昔、グリーンランドに始めて宣教師が行って伝道した時のことです。グリーンランドではエスキモーたちが鯨をつかまえて、それを命の糧にしていました。鯨は、人々の食糧源であり、また鯨からとれる油は、灯油として使われていました。ところが、宣教師がやってきた年、人々はどんなに努力しても一匹の鯨も捕まえることができませんでした。やがて灯油もなくなり、冬の長い夜の間、人々は暗闇の中で過ごさなければなりませんでした。いよいよ食べ物が無くなり、犬も一匹、また一匹と殺されていきました。
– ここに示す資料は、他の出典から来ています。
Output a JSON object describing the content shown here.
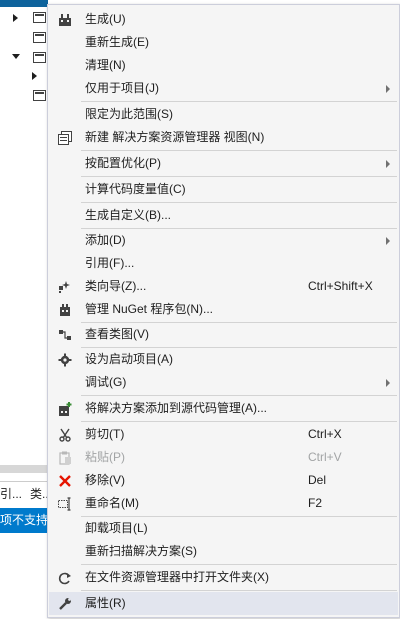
{
  "background": {
    "tabs": [
      "引...",
      "类..."
    ],
    "status_text": "项不支持搜"
  },
  "menu": {
    "items": [
      {
        "label": "生成(U)",
        "icon": "build-icon"
      },
      {
        "label": "重新生成(E)"
      },
      {
        "label": "清理(N)"
      },
      {
        "label": "仅用于项目(J)",
        "submenu": true
      },
      {
        "label": "限定为此范围(S)"
      },
      {
        "label": "新建 解决方案资源管理器 视图(N)",
        "icon": "new-view-icon"
      },
      {
        "label": "按配置优化(P)",
        "submenu": true
      },
      {
        "label": "计算代码度量值(C)"
      },
      {
        "label": "生成自定义(B)..."
      },
      {
        "label": "添加(D)",
        "submenu": true
      },
      {
        "label": "引用(F)..."
      },
      {
        "label": "类向导(Z)...",
        "shortcut": "Ctrl+Shift+X",
        "icon": "class-wizard-icon"
      },
      {
        "label": "管理 NuGet 程序包(N)...",
        "icon": "nuget-icon"
      },
      {
        "label": "查看类图(V)",
        "icon": "class-diagram-icon"
      },
      {
        "label": "设为启动项目(A)",
        "icon": "gear-icon"
      },
      {
        "label": "调试(G)",
        "submenu": true
      },
      {
        "label": "将解决方案添加到源代码管理(A)...",
        "icon": "source-control-icon"
      },
      {
        "label": "剪切(T)",
        "shortcut": "Ctrl+X",
        "icon": "cut-icon"
      },
      {
        "label": "粘贴(P)",
        "shortcut": "Ctrl+V",
        "icon": "paste-icon",
        "disabled": true
      },
      {
        "label": "移除(V)",
        "shortcut": "Del",
        "icon": "remove-icon"
      },
      {
        "label": "重命名(M)",
        "shortcut": "F2",
        "icon": "rename-icon"
      },
      {
        "label": "卸载项目(L)"
      },
      {
        "label": "重新扫描解决方案(S)"
      },
      {
        "label": "在文件资源管理器中打开文件夹(X)",
        "icon": "open-folder-icon"
      },
      {
        "label": "属性(R)",
        "icon": "wrench-icon",
        "hovered": true
      }
    ]
  },
  "colors": {
    "menu_bg": "#f5f5f5",
    "hover": "#e2e5ee",
    "remove_red": "#e51400",
    "status_blue": "#007acc"
  }
}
そこで、人々は宣教師のところに行って、「おまえの神に頼んで鯨をくれるように」と迫りました。「もし、願いどおり鯨をくれなければ、それは、キリスト教の宣教師がここで働くのを許したのを、この土地の神々が怒っているからだ。その時は、おまえを崖から突き落としてやる」と強迫しました。宣教師は昼も夜も熱心に祈りましたが、鯨は一匹もとれませんでした。それで人々は宣教師を崖から突き落として殺してしまいました。しばらくして、人々が宣教師の死骸を探しに行ったところ、その死骸の側に、一匹の巨大な鯨が横たわっていました。そしてこの鯨が人々を飢餓から救ったのです。人々は、この宣教師を葬り、彼のために鯨の骨で作った十字架の墓標を立てました。人々は心から悔い改めて、この宣教師が伝えた神の前にひざまづきました。
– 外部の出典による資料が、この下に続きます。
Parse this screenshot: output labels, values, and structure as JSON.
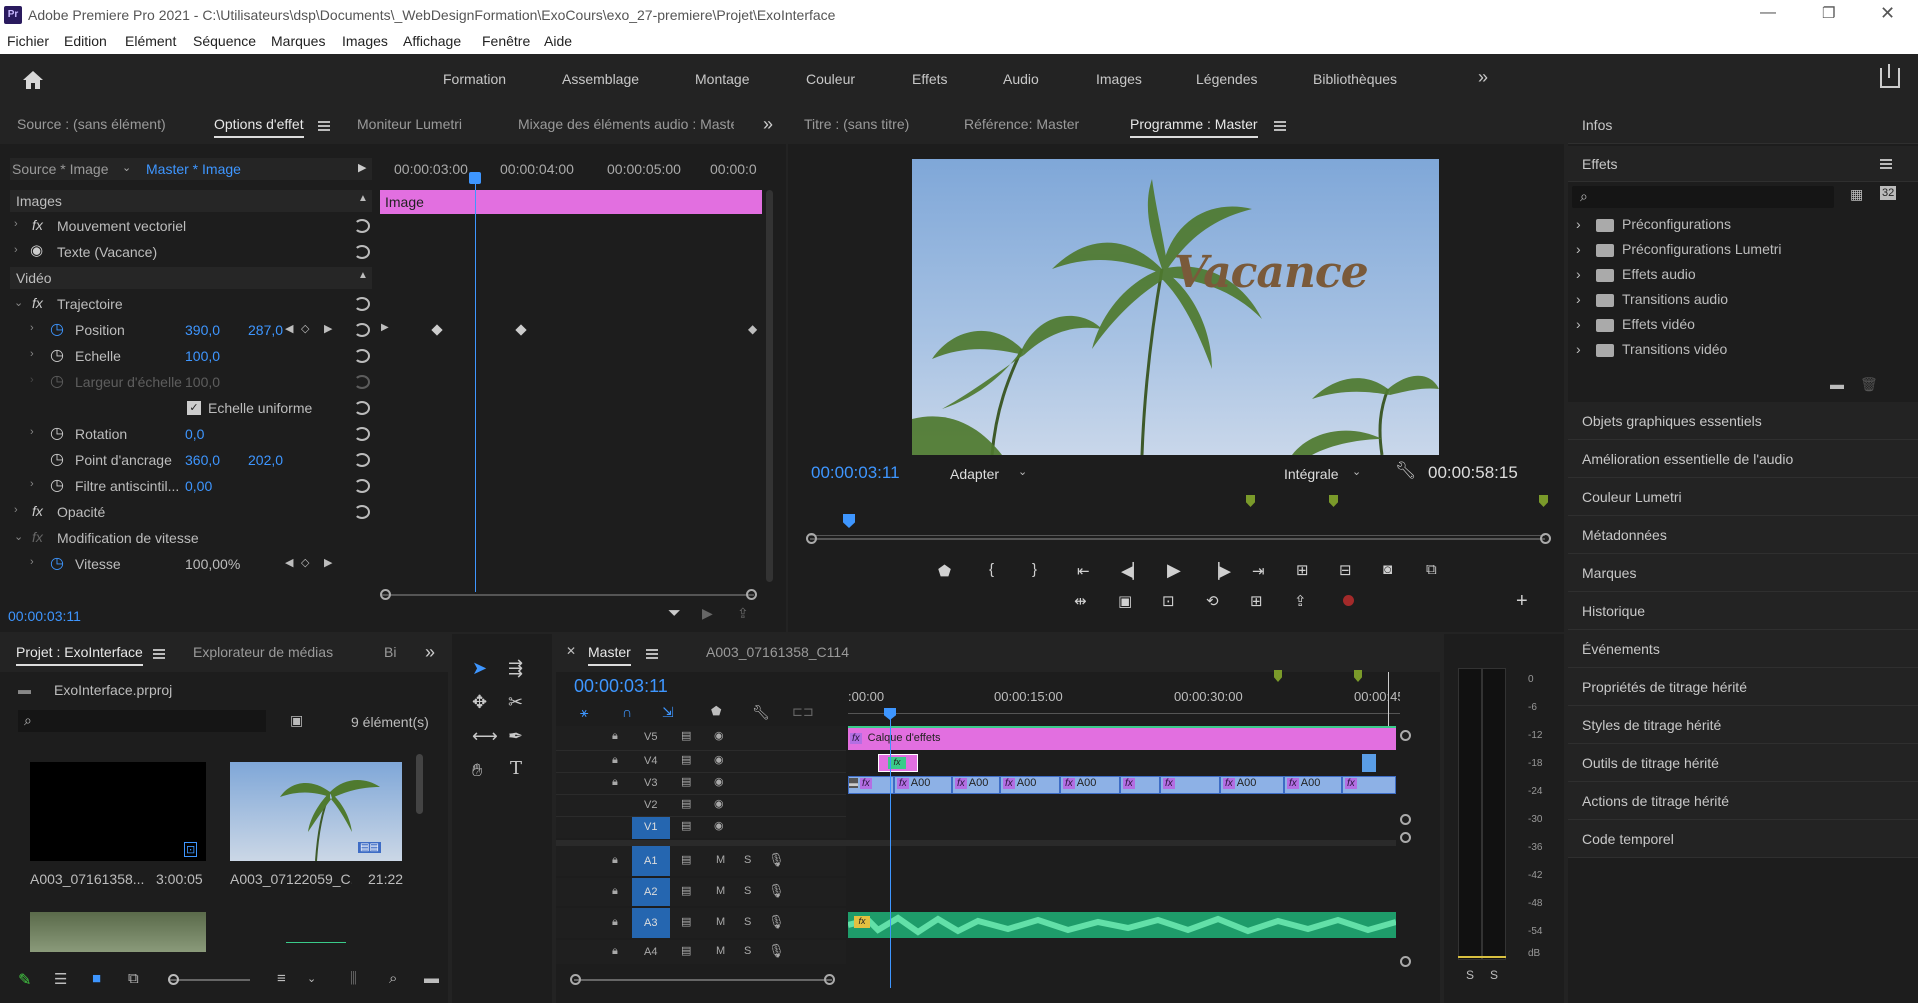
{
  "title_bar": {
    "app_icon": "Pr",
    "title": "Adobe Premiere Pro 2021 - C:\\Utilisateurs\\dsp\\Documents\\_WebDesignFormation\\ExoCours\\exo_27-premiere\\Projet\\ExoInterface"
  },
  "menu": [
    "Fichier",
    "Edition",
    "Elément",
    "Séquence",
    "Marques",
    "Images",
    "Affichage",
    "Fenêtre",
    "Aide"
  ],
  "workspaces": [
    "Formation",
    "Assemblage",
    "Montage",
    "Couleur",
    "Effets",
    "Audio",
    "Images",
    "Légendes",
    "Bibliothèques"
  ],
  "effect_controls": {
    "tabs": [
      "Source : (sans élément)",
      "Options d'effet",
      "Moniteur Lumetri",
      "Mixage des éléments audio : Maste"
    ],
    "source_label": "Source * Image",
    "master_label": "Master * Image",
    "timecodes": [
      "00:00:03:00",
      "00:00:04:00",
      "00:00:05:00",
      "00:00:0"
    ],
    "clip_name": "Image",
    "section_images": "Images",
    "section_video": "Vidéo",
    "rows": [
      {
        "label": "Mouvement vectoriel"
      },
      {
        "label": "Texte (Vacance)"
      },
      {
        "label": "Trajectoire"
      },
      {
        "label": "Position",
        "v1": "390,0",
        "v2": "287,0"
      },
      {
        "label": "Echelle",
        "v1": "100,0"
      },
      {
        "label": "Largeur d'échelle",
        "v1": "100,0"
      },
      {
        "label": "Echelle uniforme"
      },
      {
        "label": "Rotation",
        "v1": "0,0"
      },
      {
        "label": "Point d'ancrage",
        "v1": "360,0",
        "v2": "202,0"
      },
      {
        "label": "Filtre antiscintil...",
        "v1": "0,00"
      },
      {
        "label": "Opacité"
      },
      {
        "label": "Modification de vitesse"
      },
      {
        "label": "Vitesse",
        "v1": "100,00%"
      }
    ],
    "current_time": "00:00:03:11"
  },
  "program_monitor": {
    "tabs": [
      "Titre : (sans titre)",
      "Référence: Master",
      "Programme : Master"
    ],
    "overlay_text": "Vacance",
    "current_time": "00:00:03:11",
    "fit": "Adapter",
    "quality": "Intégrale",
    "duration": "00:00:58:15"
  },
  "project": {
    "tabs": [
      "Projet : ExoInterface",
      "Explorateur de médias",
      "Bi"
    ],
    "file": "ExoInterface.prproj",
    "count": "9 élément(s)",
    "items": [
      {
        "name": "A003_07161358...",
        "duration": "3:00:05"
      },
      {
        "name": "A003_07122059_C...",
        "duration": "21:22"
      }
    ]
  },
  "timeline": {
    "tabs": [
      "Master",
      "A003_07161358_C114"
    ],
    "current_time": "00:00:03:11",
    "ruler": [
      ":00:00",
      "00:00:15:00",
      "00:00:30:00",
      "00:00:45"
    ],
    "video_tracks": [
      "V5",
      "V4",
      "V3",
      "V2",
      "V1"
    ],
    "audio_tracks": [
      "A1",
      "A2",
      "A3",
      "A4"
    ],
    "calque": "Calque d'effets",
    "clip_label": "A00"
  },
  "vu_meter": {
    "scale": [
      "0",
      "-6",
      "-12",
      "-18",
      "-24",
      "-30",
      "-36",
      "-42",
      "-48",
      "-54",
      "dB"
    ],
    "solo": [
      "S",
      "S"
    ]
  },
  "right_panel": {
    "infos": "Infos",
    "effets": "Effets",
    "effets_tree": [
      "Préconfigurations",
      "Préconfigurations Lumetri",
      "Effets audio",
      "Transitions audio",
      "Effets vidéo",
      "Transitions vidéo"
    ],
    "items": [
      "Objets graphiques essentiels",
      "Amélioration essentielle de l'audio",
      "Couleur Lumetri",
      "Métadonnées",
      "Marques",
      "Historique",
      "Événements",
      "Propriétés de titrage hérité",
      "Styles de titrage hérité",
      "Outils de titrage hérité",
      "Actions de titrage hérité",
      "Code temporel"
    ]
  }
}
この宣教師は、生きている時、誰ひとりキリストのもとに導くことはできませんでした。伝道に失敗したかのように見えました。しかし、彼の死は無駄にはなりませんでした。私たちも、その時、その時の目に見える結果だけで一喜一憂するのではなく、いつ、どんな場合でも、私たちの最善をつくして励みましょう。神はそれを用いてくださるのです。「ですから、私の愛する兄弟たちよ。堅く立って、動かされることなく、いつも主のわざに励みなさい。あなたがたは自分たちの労苦が、主にあってむだでないことを知っているのですから。」このみことばに励まされた一年でしたが、新しい年も、着実に「主のわざ」に励み続けましょう。
(祈り)
父なる神さま、私たちをあなたの子とし、あなたを「父よ」と呼ぶことができるようにしてくださった、あなたの大きな愛を感謝いたします。あなたの愛のゆえに、その愛のとりはからいのゆえに、なによりも、イエス・キリストによって成し遂げらた救いのゆえに、私たちが「主のわざ」に励むことが決して無駄に終らないことを知らせてくださっり、感謝いたします。この一年、私たちは「堅く立って、動かされることなく、いつも主のわざに励みなさい。」とのみことばに導かれてきましたが、今日また、「あなたがたは自分たちの労苦が、主にあってむだでないことを知っているのですから。」という確信に導かれました。この確信に立って、いつでも、希望を持ち、喜びをもって歩む私たちとしてください。主イエス・キリストの御名で祈ります。